Up to 45 per cent of households in Wales – and almost all of those on the lowest incomes – could be in fuel poverty following the energy price cap increase this month, according to new estimates for Welsh Government.

The updated estimate represents 614,000 households now meet the definition of fuel poverty of spending more than 10 per cent of their income on maintaining a satisfactory heating regime, compared to 196,000 last October. A further 201,000 households (up to 15 per cent) are judged to be at risk of fuel poverty.

The number of households in severe fuel poverty (spending more than 20 per cent of their income on keeping warm) has trebled since October to 115,000 (up to 8 per cent).

Households on the lowest incomes are obviously at most risk because they spend a higher proportion of their incomes on energy bills. Welsh Government estimates that 217,700 (98 per cent) are now in fuel poverty and 91,700 (41 per cent) are in severe fuel poverty.

National Energy Action (NEA) warned that more support is needed to offset a ‘catastrophic impact’ on those in severe fuel poverty who are hardest hit by the energy crisis.

Ben Saltmarsh, head of Wales at NEA, said: ’These statistics are worse than feared. The energy crisis is having a catastrophic impact on households across Wales, with almost half of all households estimated to be in fuel poverty. Over 217,000 are living on the lowest incomes, struggling to keep warm and safe at home.

‘Worryingly, up to 115,000 households are in severe fuel poverty, having to spend more than 20 per cent of their income just to keep warm. These people can do very little, if anything at all, to improve their own situation. Those on the lowest incomes, living in the leakiest homes, are simply being priced out of having essential warmth and power. With no slack in their budgets and nothing left to ration, their quality of life is plummeting. When the cold weather strikes this coming winter, it will have a grave impact on health and well-being.’

NEA is urging the Welsh Government to continue its efforts to support those most in need, especially targeting help at those in severe fuel poverty who are likely to be on the lowest incomes, living in the least efficient homes. It is calling on the Welsh Government to:

  • Ensure its Cold Weather Resilience Plan results in co-ordinated efforts across government, health, housing and third sectors to urgently prepare for winter, ready and able to jointly tackle fuel poverty before the cold weather sets in
  • Ramp up its ‘claim what’s yours’ benefits take-up campaign to help maximise household incomes and raise awareness of available support
  • Ensure the Warm Homes Programme is sufficiently equipped to lift households most in need out of fuel poverty, helping to insulate and make their homes sustainably warm.
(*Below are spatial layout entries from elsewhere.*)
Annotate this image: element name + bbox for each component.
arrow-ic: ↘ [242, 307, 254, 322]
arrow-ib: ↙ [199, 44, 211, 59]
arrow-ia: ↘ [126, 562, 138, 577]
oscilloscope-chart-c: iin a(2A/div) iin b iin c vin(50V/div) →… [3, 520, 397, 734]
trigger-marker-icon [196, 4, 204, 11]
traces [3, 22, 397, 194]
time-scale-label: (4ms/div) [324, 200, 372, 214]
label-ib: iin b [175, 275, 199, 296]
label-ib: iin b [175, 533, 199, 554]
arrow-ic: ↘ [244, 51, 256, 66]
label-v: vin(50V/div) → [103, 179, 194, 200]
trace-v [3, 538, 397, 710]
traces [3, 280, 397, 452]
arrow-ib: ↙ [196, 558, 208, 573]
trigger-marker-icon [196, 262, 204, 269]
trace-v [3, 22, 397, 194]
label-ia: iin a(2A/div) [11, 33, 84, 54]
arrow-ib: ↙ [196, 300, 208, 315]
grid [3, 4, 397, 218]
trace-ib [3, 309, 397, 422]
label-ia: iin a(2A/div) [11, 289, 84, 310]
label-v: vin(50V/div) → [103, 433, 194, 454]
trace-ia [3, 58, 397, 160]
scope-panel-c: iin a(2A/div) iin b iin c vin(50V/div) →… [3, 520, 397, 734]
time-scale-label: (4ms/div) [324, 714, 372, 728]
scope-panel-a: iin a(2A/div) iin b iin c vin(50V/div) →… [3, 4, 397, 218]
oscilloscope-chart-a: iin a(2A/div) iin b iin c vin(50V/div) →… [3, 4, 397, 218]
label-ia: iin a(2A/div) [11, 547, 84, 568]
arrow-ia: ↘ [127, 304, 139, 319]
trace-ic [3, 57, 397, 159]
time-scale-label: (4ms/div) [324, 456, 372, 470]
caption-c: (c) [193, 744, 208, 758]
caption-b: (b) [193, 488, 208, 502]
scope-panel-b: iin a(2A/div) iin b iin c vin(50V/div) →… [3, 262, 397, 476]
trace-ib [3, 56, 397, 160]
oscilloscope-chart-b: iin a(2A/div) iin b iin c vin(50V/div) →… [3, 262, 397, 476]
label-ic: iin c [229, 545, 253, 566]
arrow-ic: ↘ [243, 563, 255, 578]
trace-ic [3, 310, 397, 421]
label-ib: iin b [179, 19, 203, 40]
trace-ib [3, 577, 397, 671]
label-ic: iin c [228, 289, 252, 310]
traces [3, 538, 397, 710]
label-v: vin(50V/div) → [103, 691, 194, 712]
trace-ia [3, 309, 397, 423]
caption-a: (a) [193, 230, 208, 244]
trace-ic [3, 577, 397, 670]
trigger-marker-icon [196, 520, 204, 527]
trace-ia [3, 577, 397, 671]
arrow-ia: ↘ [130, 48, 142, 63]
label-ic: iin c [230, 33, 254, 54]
NEA continues to call on the UK Government and Ofgem to:

  • Exempt vulnerable households, in particular prepayment energy users, from paying the £40/year levy that is currently planned to re-pay the ‘heat now, pay later’ £200 energy bill rebate
  • Provide additional support for low-income households ahead of next winter, for example through a bigger Warm Home Discount that directly supports more people, or by expanding the Winter Fuel Payment beyond pensioners
  • Develop a social tariff that is additional to current energy market protections, providing a below-cost energy price to low-income households
  • Help to clear utility debts through starting a payment matching scheme, matching every pound that a household makes towards their utility debt repayments.